If you're heading for New Orleans or the big tourist cities in Nevada or Florida, you might be interested in a piece of free software called Travelaxe, which you can download from www.travelaxe.com. You tell Travelaxe where and when you want to go to one of these places and it searches the websites from a number of travel services. Then it displays all the prices it finds for hotel rooms in that city on that date so you can pick one to your liking. I just ran a test on hotel prices in Las Vegas and was amazed at the wide variation in prices. For example, on the test dates I picked arbitrarily (two off-peak nights in June), a service called TripReservations wants $495 for the Luxor, whereas Las Vegas Travel Bureau quotes $150. Conversely, for the same two dates at the Monte Carlo, L.V.T.B. wants $172 while TripReservations wants $154.
Even if you're not heading for Vegas, this presents a good object lesson in how prices can vary wildly from site to site. Each of the 16 travel sites surveyed in this quickie test was the cheapest for some hotel and the most expensive for some other hotel. (To further point up how unpredictable the rates are, remember that the Luxor and the Monte Carlo are sister hotels.)

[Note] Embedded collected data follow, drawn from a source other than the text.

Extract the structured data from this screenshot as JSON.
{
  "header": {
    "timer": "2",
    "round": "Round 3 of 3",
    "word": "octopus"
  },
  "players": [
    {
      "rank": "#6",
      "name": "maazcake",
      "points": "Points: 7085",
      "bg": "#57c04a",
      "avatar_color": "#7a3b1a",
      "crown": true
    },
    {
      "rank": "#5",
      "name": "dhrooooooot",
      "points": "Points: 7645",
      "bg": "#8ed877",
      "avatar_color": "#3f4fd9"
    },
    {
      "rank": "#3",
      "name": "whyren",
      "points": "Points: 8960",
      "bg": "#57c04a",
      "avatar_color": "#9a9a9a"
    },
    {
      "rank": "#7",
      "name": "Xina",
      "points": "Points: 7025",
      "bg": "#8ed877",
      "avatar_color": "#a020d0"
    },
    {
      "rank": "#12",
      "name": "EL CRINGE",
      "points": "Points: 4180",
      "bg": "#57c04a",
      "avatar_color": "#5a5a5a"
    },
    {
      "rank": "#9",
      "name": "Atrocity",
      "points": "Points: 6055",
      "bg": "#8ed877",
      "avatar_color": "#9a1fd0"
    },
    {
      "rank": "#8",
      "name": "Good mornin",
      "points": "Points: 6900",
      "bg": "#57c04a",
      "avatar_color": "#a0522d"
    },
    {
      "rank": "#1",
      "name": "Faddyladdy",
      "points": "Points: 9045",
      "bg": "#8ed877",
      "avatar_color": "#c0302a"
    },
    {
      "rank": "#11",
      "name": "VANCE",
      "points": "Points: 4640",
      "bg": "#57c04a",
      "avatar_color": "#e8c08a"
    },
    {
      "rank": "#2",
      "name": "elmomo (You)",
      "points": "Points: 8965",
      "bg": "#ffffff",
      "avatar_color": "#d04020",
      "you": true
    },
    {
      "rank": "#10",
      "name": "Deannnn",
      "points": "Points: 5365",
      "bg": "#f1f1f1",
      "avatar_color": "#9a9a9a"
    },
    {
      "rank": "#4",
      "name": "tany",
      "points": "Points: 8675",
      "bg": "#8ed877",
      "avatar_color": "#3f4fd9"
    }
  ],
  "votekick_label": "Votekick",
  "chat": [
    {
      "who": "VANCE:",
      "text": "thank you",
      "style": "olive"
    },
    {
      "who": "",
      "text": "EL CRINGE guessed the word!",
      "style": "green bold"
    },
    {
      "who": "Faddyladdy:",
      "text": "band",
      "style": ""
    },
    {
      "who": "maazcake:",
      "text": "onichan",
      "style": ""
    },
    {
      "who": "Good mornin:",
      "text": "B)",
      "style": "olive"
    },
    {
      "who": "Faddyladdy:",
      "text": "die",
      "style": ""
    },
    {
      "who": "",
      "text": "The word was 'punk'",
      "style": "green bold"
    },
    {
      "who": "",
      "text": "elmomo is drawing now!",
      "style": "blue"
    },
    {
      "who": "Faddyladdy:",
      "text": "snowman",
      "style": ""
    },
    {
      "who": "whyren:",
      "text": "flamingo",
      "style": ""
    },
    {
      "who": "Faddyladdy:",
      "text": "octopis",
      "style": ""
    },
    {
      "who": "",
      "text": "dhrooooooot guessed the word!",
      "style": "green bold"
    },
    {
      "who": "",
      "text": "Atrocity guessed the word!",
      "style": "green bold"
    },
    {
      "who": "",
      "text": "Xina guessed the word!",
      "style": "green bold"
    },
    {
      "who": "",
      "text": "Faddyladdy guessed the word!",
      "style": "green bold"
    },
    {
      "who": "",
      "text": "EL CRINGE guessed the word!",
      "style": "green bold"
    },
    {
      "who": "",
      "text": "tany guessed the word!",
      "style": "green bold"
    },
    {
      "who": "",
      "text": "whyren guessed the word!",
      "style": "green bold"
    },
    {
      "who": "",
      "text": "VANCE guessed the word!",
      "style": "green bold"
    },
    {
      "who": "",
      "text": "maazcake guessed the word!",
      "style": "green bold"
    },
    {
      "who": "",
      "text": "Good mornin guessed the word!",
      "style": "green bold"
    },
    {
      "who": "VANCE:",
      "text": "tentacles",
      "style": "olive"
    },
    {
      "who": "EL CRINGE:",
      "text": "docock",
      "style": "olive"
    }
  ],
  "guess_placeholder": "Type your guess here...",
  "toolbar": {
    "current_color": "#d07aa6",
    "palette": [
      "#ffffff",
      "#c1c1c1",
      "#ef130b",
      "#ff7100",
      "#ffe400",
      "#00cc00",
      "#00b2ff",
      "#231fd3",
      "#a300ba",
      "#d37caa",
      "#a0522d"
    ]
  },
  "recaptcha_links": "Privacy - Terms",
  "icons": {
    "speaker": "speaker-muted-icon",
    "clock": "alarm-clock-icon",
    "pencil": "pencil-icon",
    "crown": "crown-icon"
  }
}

The Internet is loaded with bargains if you know where to look. The other day, I was about to order a little over $200 worth of office supplies from the Staples website when it suddenly occurred to me to look for discount coupons. I did a quick Google search for "staples discount" and, in ten seconds, found a coupon code for $40 off my order. Forty bucks for ten seconds of work is pretty good, even if you're Bill Gates.